Hepatogastroenterology. 1997 Jul-Aug;44(16):1137-42.
BACKGROUND/AIMS: Quality-of-Life has become an increasingly important factor for long term survivors after surgery for gastric cancer. Quality-of Life also includes social and psychological aspects. Many gastric carcinomas are located in the distal two thirds of the stomach. In these cases, a subtotal gastric resection may be adequate if a proximal safety margin of 5 cm in intestinal type tumors according to Laurén and 10 cm in diffuse type cancers respectively can be achieved.

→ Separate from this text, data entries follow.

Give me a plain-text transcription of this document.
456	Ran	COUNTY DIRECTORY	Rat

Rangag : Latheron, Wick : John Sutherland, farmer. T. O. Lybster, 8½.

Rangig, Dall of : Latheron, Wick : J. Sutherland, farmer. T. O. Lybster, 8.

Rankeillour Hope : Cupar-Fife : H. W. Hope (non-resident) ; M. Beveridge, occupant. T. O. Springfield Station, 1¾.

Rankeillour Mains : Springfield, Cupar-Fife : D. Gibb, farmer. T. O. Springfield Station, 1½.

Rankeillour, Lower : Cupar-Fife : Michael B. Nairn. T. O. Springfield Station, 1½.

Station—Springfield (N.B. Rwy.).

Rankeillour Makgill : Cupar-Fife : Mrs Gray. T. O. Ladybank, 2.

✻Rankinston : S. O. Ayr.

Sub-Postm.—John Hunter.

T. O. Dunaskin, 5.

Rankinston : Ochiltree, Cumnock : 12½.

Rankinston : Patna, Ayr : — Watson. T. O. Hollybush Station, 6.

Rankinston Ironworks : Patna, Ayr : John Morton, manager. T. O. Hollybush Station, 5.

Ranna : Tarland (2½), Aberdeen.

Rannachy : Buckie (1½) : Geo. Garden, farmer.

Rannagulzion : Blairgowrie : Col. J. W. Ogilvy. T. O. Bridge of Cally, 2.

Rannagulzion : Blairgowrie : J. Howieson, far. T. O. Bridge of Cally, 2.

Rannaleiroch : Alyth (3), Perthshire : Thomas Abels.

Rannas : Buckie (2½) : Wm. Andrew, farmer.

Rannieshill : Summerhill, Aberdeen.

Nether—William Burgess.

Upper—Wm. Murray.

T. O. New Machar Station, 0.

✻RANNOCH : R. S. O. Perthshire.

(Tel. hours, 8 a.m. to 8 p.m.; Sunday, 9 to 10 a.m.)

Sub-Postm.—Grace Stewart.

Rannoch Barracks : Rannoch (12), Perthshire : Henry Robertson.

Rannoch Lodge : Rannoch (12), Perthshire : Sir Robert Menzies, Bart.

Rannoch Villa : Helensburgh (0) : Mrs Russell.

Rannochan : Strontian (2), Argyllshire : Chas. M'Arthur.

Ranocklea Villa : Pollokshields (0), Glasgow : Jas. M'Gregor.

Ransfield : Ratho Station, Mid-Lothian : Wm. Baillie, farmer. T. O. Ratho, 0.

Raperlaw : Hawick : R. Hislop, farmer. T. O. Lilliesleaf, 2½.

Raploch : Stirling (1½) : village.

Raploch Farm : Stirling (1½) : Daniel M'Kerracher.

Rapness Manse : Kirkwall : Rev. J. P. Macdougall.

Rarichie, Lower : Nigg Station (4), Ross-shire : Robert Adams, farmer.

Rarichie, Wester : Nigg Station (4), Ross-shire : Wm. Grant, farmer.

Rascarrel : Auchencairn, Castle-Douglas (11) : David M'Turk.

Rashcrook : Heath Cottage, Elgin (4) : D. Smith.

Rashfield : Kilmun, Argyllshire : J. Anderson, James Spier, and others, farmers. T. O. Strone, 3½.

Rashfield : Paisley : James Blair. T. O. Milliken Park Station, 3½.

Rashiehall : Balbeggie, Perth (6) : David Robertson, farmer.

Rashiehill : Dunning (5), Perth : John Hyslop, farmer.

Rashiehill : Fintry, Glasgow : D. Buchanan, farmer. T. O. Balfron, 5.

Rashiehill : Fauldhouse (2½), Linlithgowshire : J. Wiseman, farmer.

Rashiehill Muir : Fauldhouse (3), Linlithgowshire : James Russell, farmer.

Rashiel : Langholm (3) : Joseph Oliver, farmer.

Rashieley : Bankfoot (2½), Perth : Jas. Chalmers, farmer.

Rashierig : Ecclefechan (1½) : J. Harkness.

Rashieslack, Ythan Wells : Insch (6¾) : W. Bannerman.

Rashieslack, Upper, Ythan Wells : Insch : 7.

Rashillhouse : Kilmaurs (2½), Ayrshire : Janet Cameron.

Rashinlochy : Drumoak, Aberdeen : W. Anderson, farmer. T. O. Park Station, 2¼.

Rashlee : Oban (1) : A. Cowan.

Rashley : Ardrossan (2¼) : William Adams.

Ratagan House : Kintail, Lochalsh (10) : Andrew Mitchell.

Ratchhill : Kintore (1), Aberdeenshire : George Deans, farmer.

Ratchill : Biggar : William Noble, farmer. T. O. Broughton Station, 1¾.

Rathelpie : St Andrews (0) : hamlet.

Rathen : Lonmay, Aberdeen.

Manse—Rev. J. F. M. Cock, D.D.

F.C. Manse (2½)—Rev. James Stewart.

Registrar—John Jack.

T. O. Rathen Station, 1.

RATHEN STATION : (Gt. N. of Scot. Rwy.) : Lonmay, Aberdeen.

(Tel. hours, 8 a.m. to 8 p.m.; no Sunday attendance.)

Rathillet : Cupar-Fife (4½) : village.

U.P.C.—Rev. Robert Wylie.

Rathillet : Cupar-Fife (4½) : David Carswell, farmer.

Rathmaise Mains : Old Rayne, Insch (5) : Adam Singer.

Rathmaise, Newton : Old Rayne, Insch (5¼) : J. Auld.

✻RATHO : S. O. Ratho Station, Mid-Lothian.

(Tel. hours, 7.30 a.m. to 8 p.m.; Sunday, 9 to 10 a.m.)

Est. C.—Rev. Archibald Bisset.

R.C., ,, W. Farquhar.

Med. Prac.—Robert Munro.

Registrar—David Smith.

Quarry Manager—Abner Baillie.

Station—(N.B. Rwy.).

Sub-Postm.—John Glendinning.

On the other hand total gastrectomy "de principe" has been advocated for all gastric malignancies because of high local recurrence rates after subtotal resection. The aim of the present study was to assess the Quality-of-Life in long term survivors after resection for gastric cancer comparing subtotal gastric resection with total gastrectomy.

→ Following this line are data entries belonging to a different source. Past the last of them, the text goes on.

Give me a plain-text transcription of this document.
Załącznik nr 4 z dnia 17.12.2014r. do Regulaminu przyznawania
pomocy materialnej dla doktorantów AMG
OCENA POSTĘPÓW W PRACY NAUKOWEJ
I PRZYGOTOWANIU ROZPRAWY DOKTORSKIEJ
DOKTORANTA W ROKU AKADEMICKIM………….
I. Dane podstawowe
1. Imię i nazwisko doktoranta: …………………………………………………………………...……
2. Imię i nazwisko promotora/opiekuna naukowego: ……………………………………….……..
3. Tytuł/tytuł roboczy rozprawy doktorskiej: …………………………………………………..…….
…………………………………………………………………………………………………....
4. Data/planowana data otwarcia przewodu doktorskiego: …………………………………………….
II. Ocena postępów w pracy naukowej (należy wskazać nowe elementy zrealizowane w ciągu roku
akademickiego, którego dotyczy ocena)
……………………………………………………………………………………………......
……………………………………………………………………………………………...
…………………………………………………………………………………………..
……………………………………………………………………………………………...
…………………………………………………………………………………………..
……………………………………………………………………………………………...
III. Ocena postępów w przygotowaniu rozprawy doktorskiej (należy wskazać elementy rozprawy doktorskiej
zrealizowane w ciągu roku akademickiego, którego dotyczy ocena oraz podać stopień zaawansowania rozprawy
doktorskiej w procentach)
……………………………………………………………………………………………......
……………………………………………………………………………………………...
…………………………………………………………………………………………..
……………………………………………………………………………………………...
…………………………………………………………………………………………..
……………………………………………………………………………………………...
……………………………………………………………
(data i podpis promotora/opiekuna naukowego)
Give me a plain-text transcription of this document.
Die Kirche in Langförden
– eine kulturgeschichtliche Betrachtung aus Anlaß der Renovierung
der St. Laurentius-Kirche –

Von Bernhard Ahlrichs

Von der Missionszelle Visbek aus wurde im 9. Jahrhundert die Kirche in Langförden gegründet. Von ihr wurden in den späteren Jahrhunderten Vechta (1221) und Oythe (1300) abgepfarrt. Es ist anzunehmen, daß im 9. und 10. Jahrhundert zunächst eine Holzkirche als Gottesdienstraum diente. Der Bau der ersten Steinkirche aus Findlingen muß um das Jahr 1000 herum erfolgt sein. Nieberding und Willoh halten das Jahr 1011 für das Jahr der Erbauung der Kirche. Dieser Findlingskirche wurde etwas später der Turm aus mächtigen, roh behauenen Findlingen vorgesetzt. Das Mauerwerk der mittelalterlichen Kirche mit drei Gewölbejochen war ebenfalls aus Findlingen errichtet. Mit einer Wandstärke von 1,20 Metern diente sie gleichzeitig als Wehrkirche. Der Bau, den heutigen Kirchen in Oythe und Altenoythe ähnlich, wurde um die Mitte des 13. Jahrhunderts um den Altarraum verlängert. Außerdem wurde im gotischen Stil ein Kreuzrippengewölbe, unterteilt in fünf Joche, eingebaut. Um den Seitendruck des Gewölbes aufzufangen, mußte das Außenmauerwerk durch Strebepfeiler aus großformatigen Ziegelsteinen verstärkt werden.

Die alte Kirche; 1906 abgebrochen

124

One hundred ninety-five patients were examined with the Gastrointestinal Quality-of-Life-Index (GLQI). Hard clinical data such as postoperative weight loss, frequency of daily meals and bowel emptying were evaluated. One hundred five patients were submitted for total gastrectomy and in 90 patients a subtotal gastric resection was performed. None of the patients had clinical, radiological or endoscopic evidence of recurrence.
After subtotal gastric resection, patients achieved statistically significant better scores concerning disease/therapy-related symptoms, physical functions resulting in a better overall score (p < 0.02). Following subtotal resection, patients had a significantly lower weight loss compared to patients after total gastrectomy (p < 0.02), a smaller number of daily meals (p < 0.001) and a lower frequency of bowel emptying/day (p = 0.031). There was no statistically significant difference in emotional status or social activities showing a similar acceptance of disease and therapy in both groups.

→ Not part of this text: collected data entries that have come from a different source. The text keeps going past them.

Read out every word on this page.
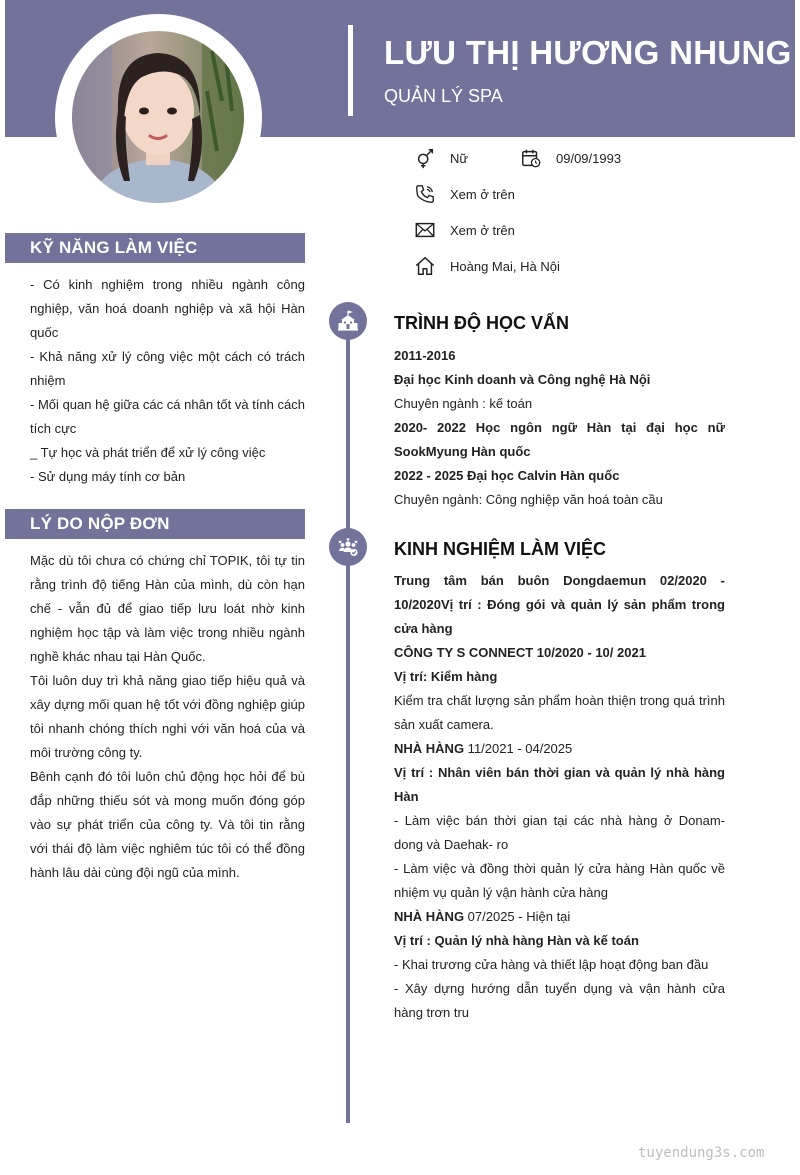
LƯU THỊ HƯƠNG NHUNG
QUẢN LÝ SPA
Nữ	09/09/1993
Xem ở trên
Xem ở trên
Hoàng Mai, Hà Nội
KỸ NĂNG LÀM VIỆC

- Có kinh nghiệm trong nhiều ngành công nghiệp, văn hoá doanh nghiệp và xã hội Hàn quốc

- Khả năng xử lý công việc một cách có trách nhiệm

- Mối quan hệ giữa các cá nhân tốt và tính cách tích cực

_ Tự học và phát triển để xử lý công việc

- Sử dụng máy tính cơ bản

LÝ DO NỘP ĐƠN

Mặc dù tôi chưa có chứng chỉ TOPIK, tôi tự tin rằng trình độ tiếng Hàn của mình, dù còn hạn chế - vẫn đủ để giao tiếp lưu loát nhờ kinh nghiệm học tập và làm việc trong nhiều ngành nghề khác nhau tại Hàn Quốc.

Tôi luôn duy trì khả năng giao tiếp hiệu quả và xây dựng mối quan hệ tốt với đồng nghiệp giúp tôi nhanh chóng thích nghi với văn hoá của và môi trường công ty.

Bênh cạnh đó tôi luôn chủ động học hỏi để bù đắp những thiếu sót và mong muốn đóng góp vào sự phát triển của công ty. Và tôi tin rằng với thái độ làm việc nghiêm túc tôi có thể đồng hành lâu dài cùng đội ngũ của mình.

TRÌNH ĐỘ HỌC VẤN

2011-2016

Đại học Kinh doanh và Công nghệ Hà Nội

Chuyên ngành : kế toán

2020- 2022 Học ngôn ngữ Hàn tại đại học nữ SookMyung Hàn quốc

2022 - 2025 Đại học Calvin Hàn quốc

Chuyên ngành: Công nghiệp văn hoá toàn cầu

KINH NGHIỆM LÀM VIỆC

Trung tâm bán buôn Dongdaemun 02/2020 - 10/2020Vị trí : Đóng gói và quản lý sản phẩm trong cửa hàng

CÔNG TY S CONNECT 10/2020 - 10/ 2021

Vị trí: Kiểm hàng

Kiểm tra chất lượng sản phẩm hoàn thiện trong quá trình sản xuất camera.

NHÀ HÀNG 11/2021 - 04/2025

Vị trí : Nhân viên bán thời gian và quản lý nhà hàng Hàn

- Làm việc bán thời gian tại các nhà hàng ở Donam- dong và Daehak- ro

- Làm việc và đồng thời quản lý cửa hàng Hàn quốc về nhiệm vụ quản lý vận hành cửa hàng

NHÀ HÀNG 07/2025 - Hiện tại

Vị trí : Quản lý nhà hàng Hàn và kế toán

- Khai trương cửa hàng và thiết lập hoạt động ban đầu

- Xây dựng hướng dẫn tuyển dụng và vận hành cửa hàng trơn tru

tuyendung3s.com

In those cases where an adequate proximal safety margin can be achieved by a subtotal gastric resection, this procedure is preferable to a total gastrectomy. However preservation of the gastric stump should never be allowed to compromise oncological radicality.
背景/目的:生活质量已成为胃癌手术后长期存活者日益重要的因素。生活质量还包括社会和心理方面。许多胃癌位于胃的远端三分之二。在这些情况下,如果根据劳伦分类,肠型肿瘤近端安全切缘达到5厘米,弥漫型癌达到10厘米,次全胃切除术可能就足够了。另一方面,由于次全切除术后局部复发率高,一直有人主张对所有胃恶性肿瘤“原则上”行全胃切除术。本研究的目的是比较次全胃切除术和全胃切除术,评估胃癌切除术后长期存活者的生活质量。
用胃肠道生活质量指数(GLQI)对195例患者进行检查。评估术后体重减轻、每日进餐次数和肠道排空等硬临床数据。105例患者接受了全胃切除术,90例患者进行了次全胃切除术。所有患者均无临床、放射学或内镜检查复发证据。
次全胃切除术后,患者在疾病/治疗相关症状、身体功能方面的得分在统计学上显著更高,总体得分更好(p<0.02)。次全切除术后,患者体重减轻明显低于全胃切除术后患者(p<0.02),每日进餐次数更少(p<0.001),每天肠道排空频率更低(p=0.031)。两组在情绪状态或社会活动方面无统计学显著差异,对疾病和治疗的接受程度相似。
在次全胃切除术能够获得足够近端安全切缘的情况下,该手术比全胃切除术更可取。然而,绝不能因保留胃残端而影响肿瘤根治性。